Surprising for the most part, López Obrador maintains strong approval ratings despite his messy way of governing, but it is not sustainable. Over time, this will strain US-Mexican relations and undermine his administration rather than result in Mexico’s “fourth transformation”. Already, the consequences of its mismanagement are perceptible in the growing number of single Mexican adult men attempting to cross the US border, reminiscent of the rate of attempted border crossings in the early 2000s. Mexican migrants made up about 42% of those apprehended at the US border, up from 13% in May 2019, the highest month in the current wave of arrests. López Obrador has tarnished Mexico’s credibility as a safe destination for private investment. More importantly, it rolls back the democratic advances that Mexico has experienced in recent decades. This will have an impact on Mexico’s long-term development long after López Obrador’s departure.
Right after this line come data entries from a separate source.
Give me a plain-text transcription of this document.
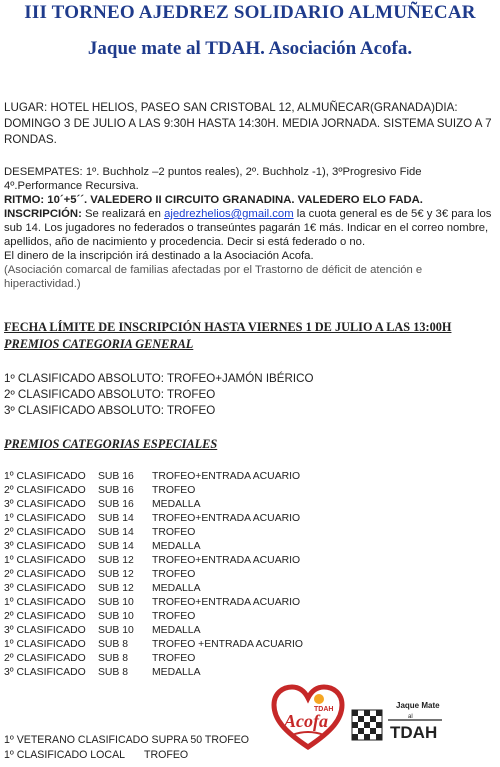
III TORNEO AJEDREZ SOLIDARIO ALMUÑECAR
Jaque mate al TDAH. Asociación Acofa.
LUGAR: HOTEL HELIOS, PASEO SAN CRISTOBAL 12, ALMUÑECAR(GRANADA)DIA: DOMINGO 3 DE JULIO A LAS 9:30H HASTA 14:30H. MEDIA JORNADA. SISTEMA SUIZO A 7 RONDAS.
DESEMPATES: 1º. Buchholz –2 puntos reales), 2º. Buchholz -1), 3ºProgresivo Fide 4º.Performance Recursiva.
RITMO: 10´+5´´. VALEDERO II CIRCUITO GRANADINA. VALEDERO ELO FADA.
INSCRIPCIÓN: Se realizará en ajedrezhelios@gmail.com la cuota general es de 5€ y 3€ para los sub 14. Los jugadores no federados o transeúntes pagarán 1€ más. Indicar en el correo nombre, apellidos, año de nacimiento y procedencia. Decir si está federado o no.
El dinero de la inscripción irá destinado a la Asociación Acofa.
(Asociación comarcal de familias afectadas por el Trastorno de déficit de atención e hiperactividad.)
FECHA LÍMITE DE INSCRIPCIÓN HASTA VIERNES 1 DE JULIO A LAS 13:00H
PREMIOS CATEGORIA GENERAL
1º CLASIFICADO ABSOLUTO: TROFEO+JAMÓN IBÉRICO
2º CLASIFICADO ABSOLUTO: TROFEO
3º CLASIFICADO ABSOLUTO: TROFEO
PREMIOS CATEGORIAS ESPECIALES
1º CLASIFICADO SUB 16 TROFEO+ENTRADA ACUARIO
2º CLASIFICADO SUB 16 TROFEO
3º CLASIFICADO SUB 16 MEDALLA
1º CLASIFICADO SUB 14 TROFEO+ENTRADA ACUARIO
2º CLASIFICADO SUB 14 TROFEO
3º CLASIFICADO SUB 14 MEDALLA
1º CLASIFICADO SUB 12 TROFEO+ENTRADA ACUARIO
2º CLASIFICADO SUB 12 TROFEO
3º CLASIFICADO SUB 12 MEDALLA
1º CLASIFICADO SUB 10 TROFEO+ENTRADA ACUARIO
2º CLASIFICADO SUB 10 TROFEO
3º CLASIFICADO SUB 10 MEDALLA
1º CLASIFICADO SUB 8 TROFEO +ENTRADA ACUARIO
2º CLASIFICADO SUB 8 TROFEO
3º CLASIFICADO SUB 8 MEDALLA
1º VETERANO CLASIFICADO SUPRA 50 TROFEO
1º CLASIFICADO LOCAL TROFEO
TDAH
Acofa
Jaque Mate
al
TDAH
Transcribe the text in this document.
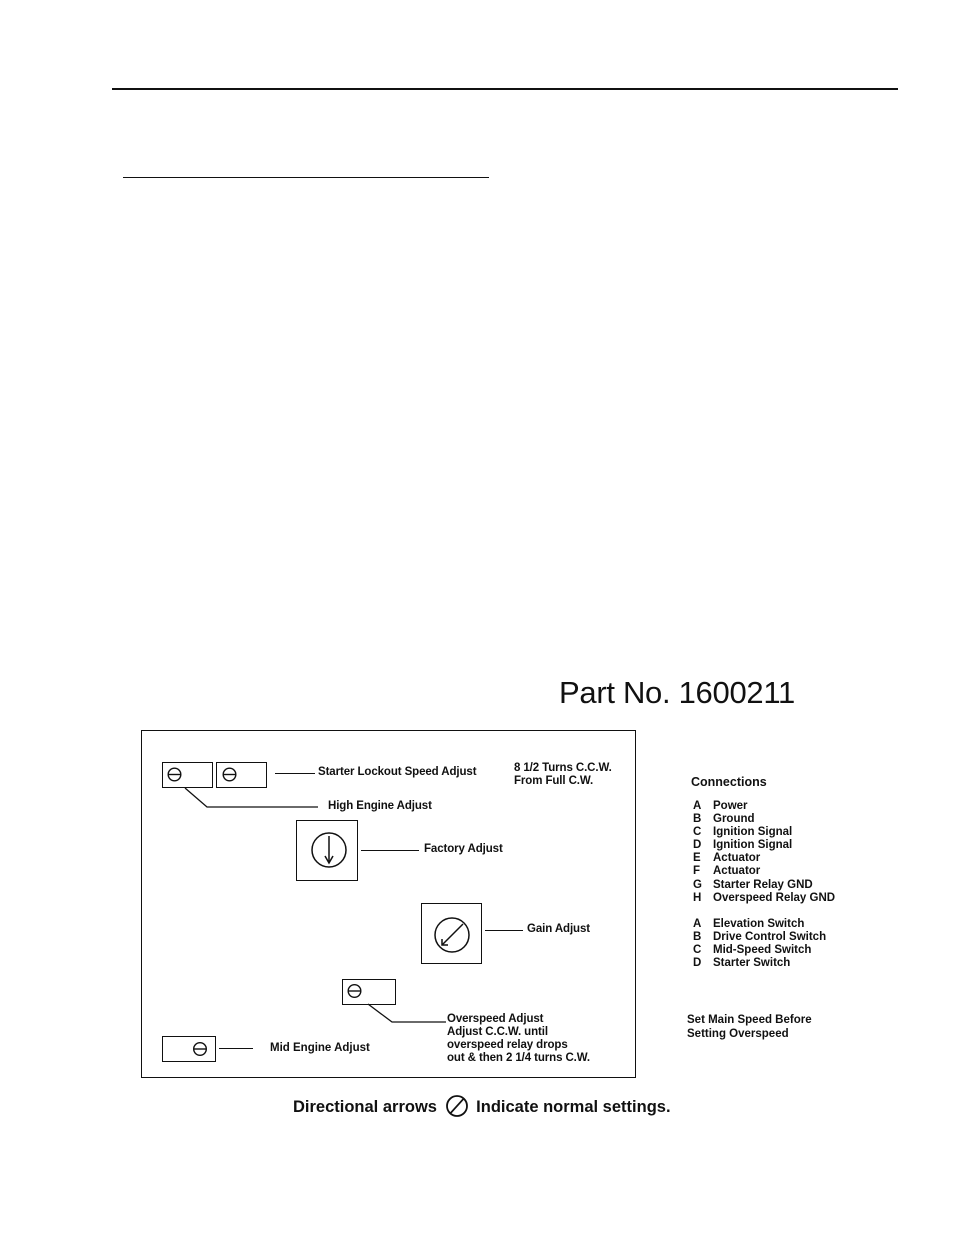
Part No. 1600211
Starter Lockout Speed Adjust	8 1/2 Turns C.C.W.
From Full C.W.
High Engine Adjust
Factory Adjust
Gain Adjust
Overspeed Adjust
Adjust C.C.W. until
overspeed relay drops
out & then 2 1/4 turns C.W.
Mid Engine Adjust
Connections
A Power
B Ground
C Ignition Signal
D Ignition Signal
E Actuator
F Actuator
G Starter Relay GND
H Overspeed Relay GND
A Elevation Switch
B Drive Control Switch
C Mid-Speed Switch
D Starter Switch
Set Main Speed Before
Setting Overspeed
Directional arrows Indicate normal settings.
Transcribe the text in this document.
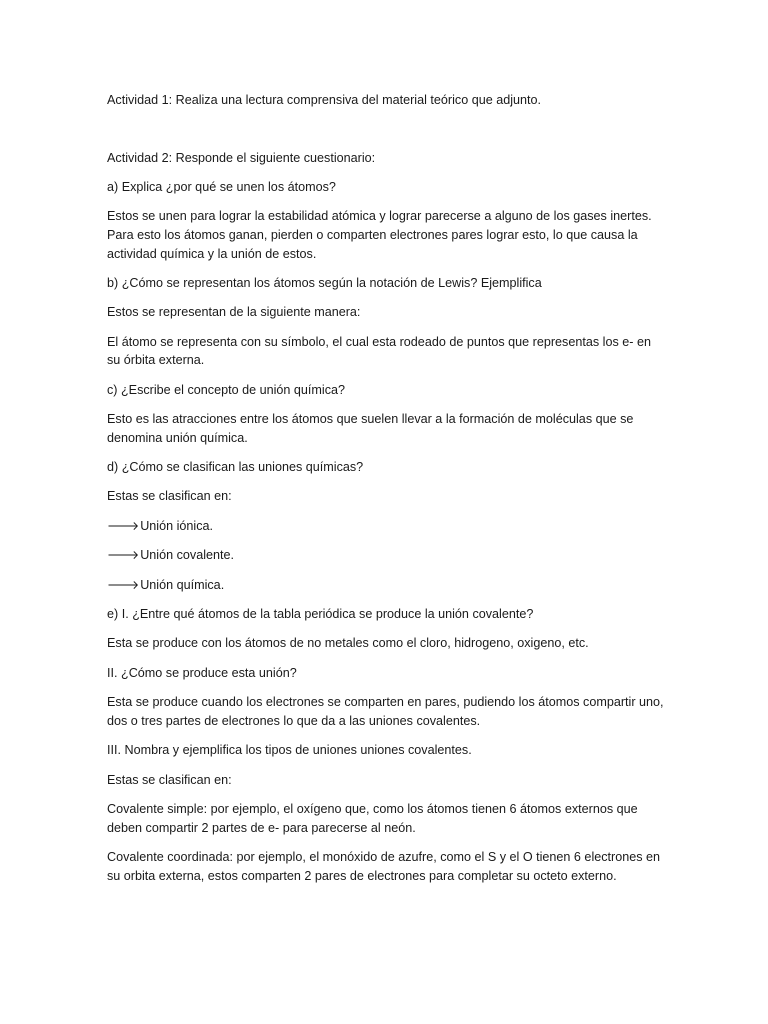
Actividad 1: Realiza una lectura comprensiva del material teórico que adjunto.

Actividad 2: Responde el siguiente cuestionario:

a) Explica ¿por qué se unen los átomos?

Estos se unen para lograr la estabilidad atómica y lograr parecerse a alguno de los gases inertes. Para esto los átomos ganan, pierden o comparten electrones pares lograr esto, lo que causa la actividad química y la unión de estos.

b) ¿Cómo se representan los átomos según la notación de Lewis? Ejemplifica

Estos se representan de la siguiente manera:

El átomo se representa con su símbolo, el cual esta rodeado de puntos que representas los e- en su órbita externa.

c) ¿Escribe el concepto de unión química?

Esto es las atracciones entre los átomos que suelen llevar a la formación de moléculas que se denomina unión química.

d) ¿Cómo se clasifican las uniones químicas?

Estas se clasifican en:

🡒Unión iónica.

🡒Unión covalente.

🡒Unión química.

e) I. ¿Entre qué átomos de la tabla periódica se produce la unión covalente?

Esta se produce con los átomos de no metales como el cloro, hidrogeno, oxigeno, etc.

II. ¿Cómo se produce esta unión?

Esta se produce cuando los electrones se comparten en pares, pudiendo los átomos compartir uno, dos o tres partes de electrones lo que da a las uniones covalentes.

III. Nombra y ejemplifica los tipos de uniones uniones covalentes.

Estas se clasifican en:

Covalente simple: por ejemplo, el oxígeno que, como los átomos tienen 6 átomos externos que deben compartir 2 partes de e- para parecerse al neón.

Covalente coordinada: por ejemplo, el monóxido de azufre, como el S y el O tienen 6 electrones en su orbita externa, estos comparten 2 pares de electrones para completar su octeto externo.
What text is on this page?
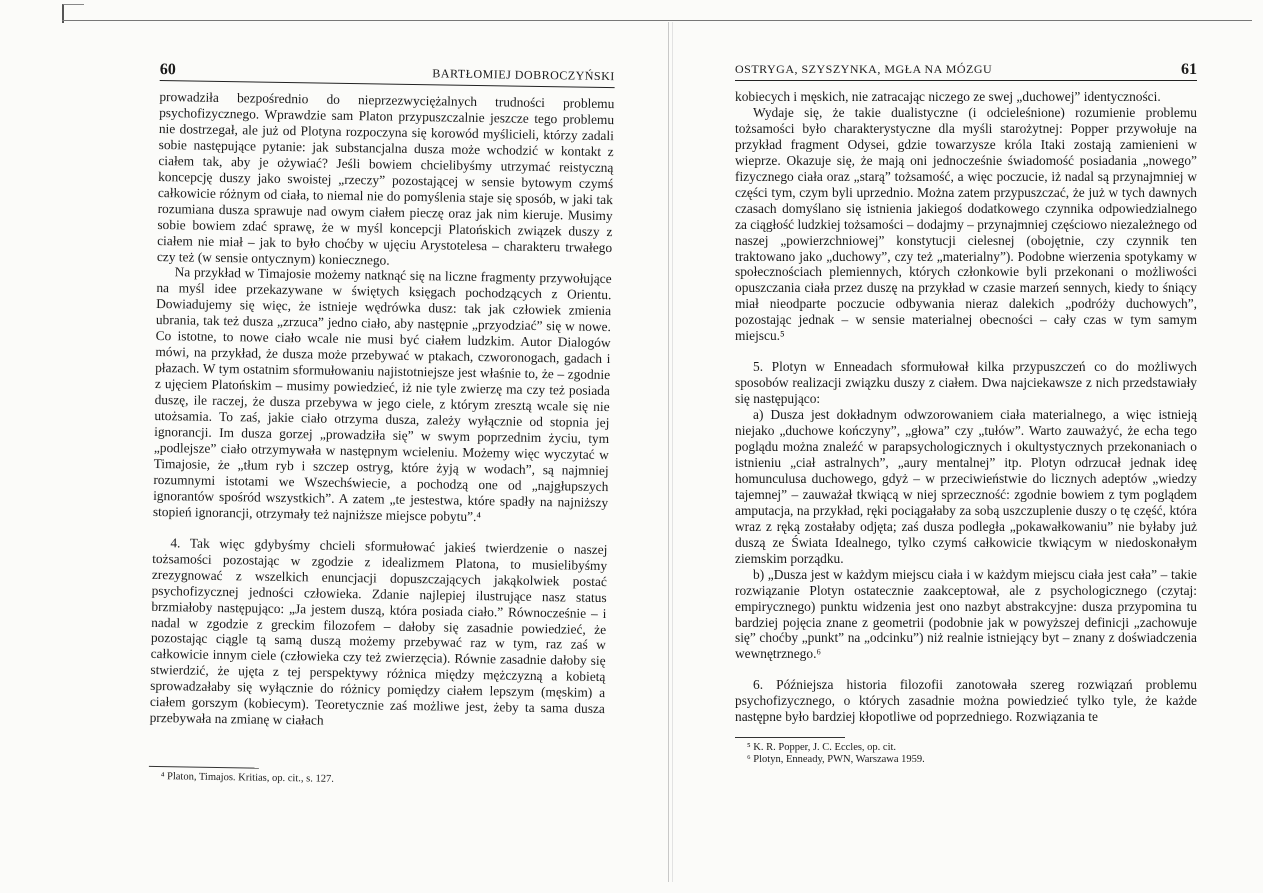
60	BARTŁOMIEJ DOBROCZYŃSKI

prowadziła bezpośrednio do nieprzezwyciężalnych trudności problemu psychofizycznego. Wprawdzie sam Platon przypuszczalnie jeszcze tego problemu nie dostrzegał, ale już od Plotyna rozpoczyna się korowód myślicieli, którzy zadali sobie następujące pytanie: jak substancjalna dusza może wchodzić w kontakt z ciałem tak, aby je ożywiać? Jeśli bowiem chcielibyśmy utrzymać reistyczną koncepcję duszy jako swoistej „rzeczy” pozostającej w sensie bytowym czymś całkowicie różnym od ciała, to niemal nie do pomyślenia staje się sposób, w jaki tak rozumiana dusza sprawuje nad owym ciałem pieczę oraz jak nim kieruje. Musimy sobie bowiem zdać sprawę, że w myśl koncepcji Platońskich związek duszy z ciałem nie miał – jak to było choćby w ujęciu Arystotelesa – charakteru trwałego czy też (w sensie ontycznym) koniecznego.

Na przykład w Timajosie możemy natknąć się na liczne fragmenty przywołujące na myśl idee przekazywane w świętych księgach pochodzących z Orientu. Dowiadujemy się więc, że istnieje wędrówka dusz: tak jak człowiek zmienia ubrania, tak też dusza „zrzuca” jedno ciało, aby następnie „przyodziać” się w nowe. Co istotne, to nowe ciało wcale nie musi być ciałem ludzkim. Autor Dialogów mówi, na przykład, że dusza może przebywać w ptakach, czworonogach, gadach i płazach. W tym ostatnim sformułowaniu najistotniejsze jest właśnie to, że – zgodnie z ujęciem Platońskim – musimy powiedzieć, iż nie tyle zwierzę ma czy też posiada duszę, ile raczej, że dusza przebywa w jego ciele, z którym zresztą wcale się nie utożsamia. To zaś, jakie ciało otrzyma dusza, zależy wyłącznie od stopnia jej ignorancji. Im dusza gorzej „prowadziła się” w swym poprzednim życiu, tym „podlejsze” ciało otrzymywała w następnym wcieleniu. Możemy więc wyczytać w Timajosie, że „tłum ryb i szczep ostryg, które żyją w wodach”, są najmniej rozumnymi istotami we Wszechświecie, a pochodzą one od „najgłupszych ignorantów spośród wszystkich”. A zatem „te jestestwa, które spadły na najniższy stopień ignorancji, otrzymały też najniższe miejsce pobytu”.⁴

4. Tak więc gdybyśmy chcieli sformułować jakieś twierdzenie o naszej tożsamości pozostając w zgodzie z idealizmem Platona, to musielibyśmy zrezygnować z wszelkich enuncjacji dopuszczających jakąkolwiek postać psychofizycznej jedności człowieka. Zdanie najlepiej ilustrujące nasz status brzmiałoby następująco: „Ja jestem duszą, która posiada ciało.” Równocześnie – i nadal w zgodzie z greckim filozofem – dałoby się zasadnie powiedzieć, że pozostając ciągle tą samą duszą możemy przebywać raz w tym, raz zaś w całkowicie innym ciele (człowieka czy też zwierzęcia). Równie zasadnie dałoby się stwierdzić, że ujęta z tej perspektywy różnica między mężczyzną a kobietą sprowadzałaby się wyłącznie do różnicy pomiędzy ciałem lepszym (męskim) a ciałem gorszym (kobiecym). Teoretycznie zaś możliwe jest, żeby ta sama dusza przebywała na zmianę w ciałach

⁴ Platon, Timajos. Kritias, op. cit., s. 127.

OSTRYGA, SZYSZYNKA, MGŁA NA MÓZGU	61

kobiecych i męskich, nie zatracając niczego ze swej „duchowej” identyczności.

Wydaje się, że takie dualistyczne (i odcieleśnione) rozumienie problemu tożsamości było charakterystyczne dla myśli starożytnej: Popper przywołuje na przykład fragment Odysei, gdzie towarzysze króla Itaki zostają zamienieni w wieprze. Okazuje się, że mają oni jednocześnie świadomość posiadania „nowego” fizycznego ciała oraz „starą” tożsamość, a więc poczucie, iż nadal są przynajmniej w części tym, czym byli uprzednio. Można zatem przypuszczać, że już w tych dawnych czasach domyślano się istnienia jakiegoś dodatkowego czynnika odpowiedzialnego za ciągłość ludzkiej tożsamości – dodajmy – przynajmniej częściowo niezależnego od naszej „powierzchniowej” konstytucji cielesnej (obojętnie, czy czynnik ten traktowano jako „duchowy”, czy też „materialny”). Podobne wierzenia spotykamy w społecznościach plemiennych, których członkowie byli przekonani o możliwości opuszczania ciała przez duszę na przykład w czasie marzeń sennych, kiedy to śniący miał nieodparte poczucie odbywania nieraz dalekich „podróży duchowych”, pozostając jednak – w sensie materialnej obecności – cały czas w tym samym miejscu.⁵

5. Plotyn w Enneadach sformułował kilka przypuszczeń co do możliwych sposobów realizacji związku duszy z ciałem. Dwa najciekawsze z nich przedstawiały się następująco:

a) Dusza jest dokładnym odwzorowaniem ciała materialnego, a więc istnieją niejako „duchowe kończyny”, „głowa” czy „tułów”. Warto zauważyć, że echa tego poglądu można znaleźć w parapsychologicznych i okultystycznych przekonaniach o istnieniu „ciał astralnych”, „aury mentalnej” itp. Plotyn odrzucał jednak ideę homunculusa duchowego, gdyż – w przeciwieństwie do licznych adeptów „wiedzy tajemnej” – zauważał tkwiącą w niej sprzeczność: zgodnie bowiem z tym poglądem amputacja, na przykład, ręki pociągałaby za sobą uszczuplenie duszy o tę część, która wraz z ręką zostałaby odjęta; zaś dusza podległa „pokawałkowaniu” nie byłaby już duszą ze Świata Idealnego, tylko czymś całkowicie tkwiącym w niedoskonałym ziemskim porządku.

b) „Dusza jest w każdym miejscu ciała i w każdym miejscu ciała jest cała” – takie rozwiązanie Plotyn ostatecznie zaakceptował, ale z psychologicznego (czytaj: empirycznego) punktu widzenia jest ono nazbyt abstrakcyjne: dusza przypomina tu bardziej pojęcia znane z geometrii (podobnie jak w powyższej definicji „zachowuje się” choćby „punkt” na „odcinku”) niż realnie istniejący byt – znany z doświadczenia wewnętrznego.⁶

6. Późniejsza historia filozofii zanotowała szereg rozwiązań problemu psychofizycznego, o których zasadnie można powiedzieć tylko tyle, że każde następne było bardziej kłopotliwe od poprzedniego. Rozwiązania te

⁵ K. R. Popper, J. C. Eccles, op. cit.

⁶ Plotyn, Enneady, PWN, Warszawa 1959.
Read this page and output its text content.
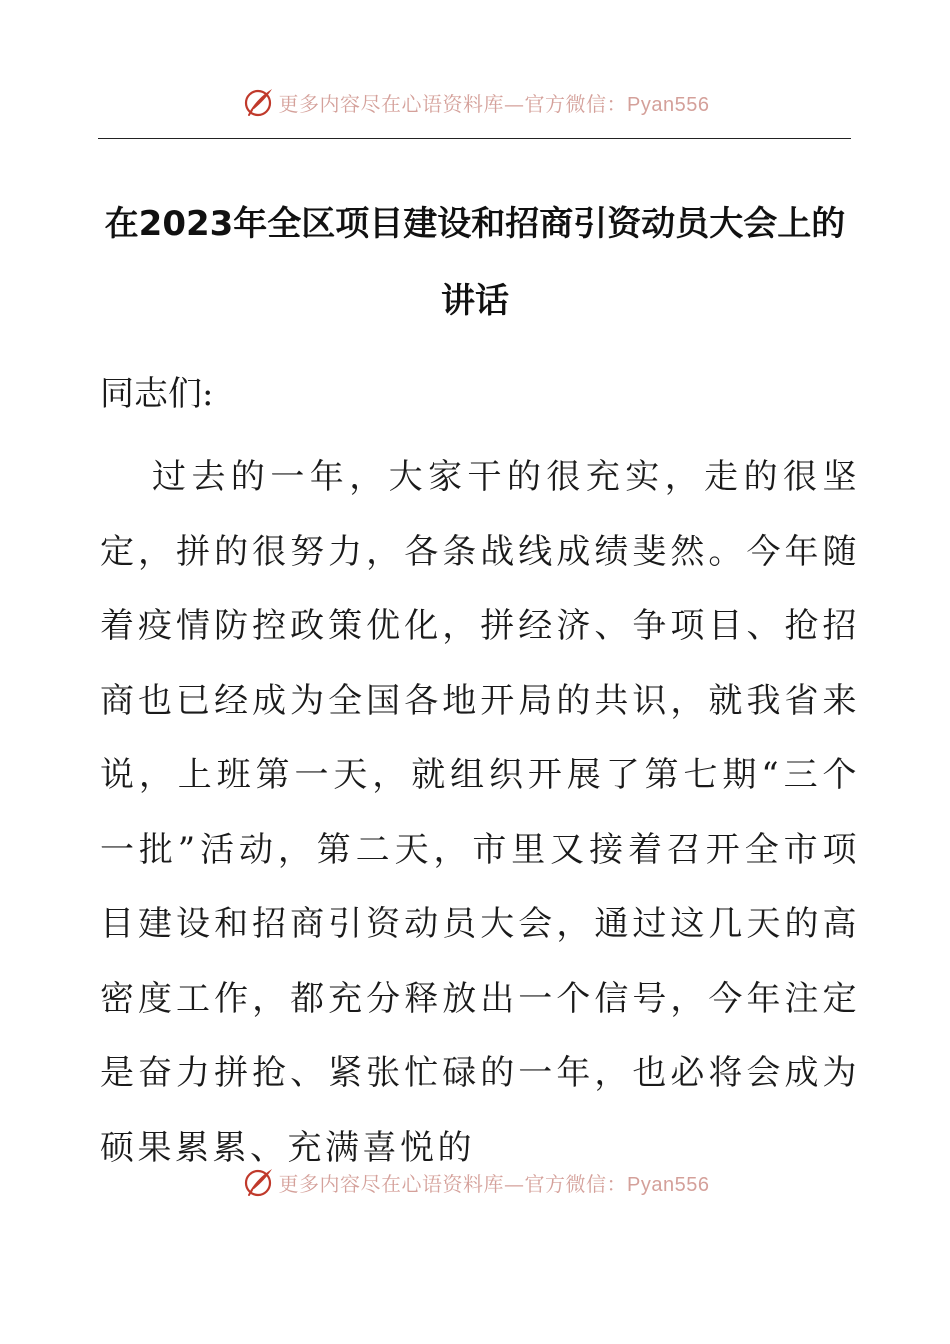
更多内容尽在心语资料库—官方微信：Pyan556
在2023年全区项目建设和招商引资动员大会上的讲话

同志们:

过去的一年，大家干的很充实，走的很坚定，拼的很努力，各条战线成绩斐然。今年随着疫情防控政策优化，拼经济、争项目、抢招商也已经成为全国各地开局的共识，就我省来说，上班第一天，就组织开展了第七期“三个一批”活动，第二天，市里又接着召开全市项目建设和招商引资动员大会，通过这几天的高密度工作，都充分释放出一个信号，今年注定是奋力拼抢、紧张忙碌的一年，也必将会成为硕果累累、充满喜悦的

更多内容尽在心语资料库—官方微信：Pyan556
So far, most Mexicans continue to give López Obrador the benefit of the doubt. But if he maintains his current course, López Obrador’s shortcomings will resemble the disappointments of his predecessors. He will promise that the country will only change to offer more of the same. His support and approval will wane, at that time, to hopelessly ameliorate Mexico’s woes and save his legacy, his options will be limited and will have to look to the United States for support. The United States will help, and López Obrador will not view such support as foreign interference in internal affairs, but rather as a benefit for all. Mexico needs the United States as much as the United States needs Mexico’s cooperation. López Obrador would be wise to believe in this relationship now and be a fair partner for the Biden administration if the need arises before the roles turn on him.
Joel Martinez is the Mexican political analyst for national security and international politics at the Center for American Progress.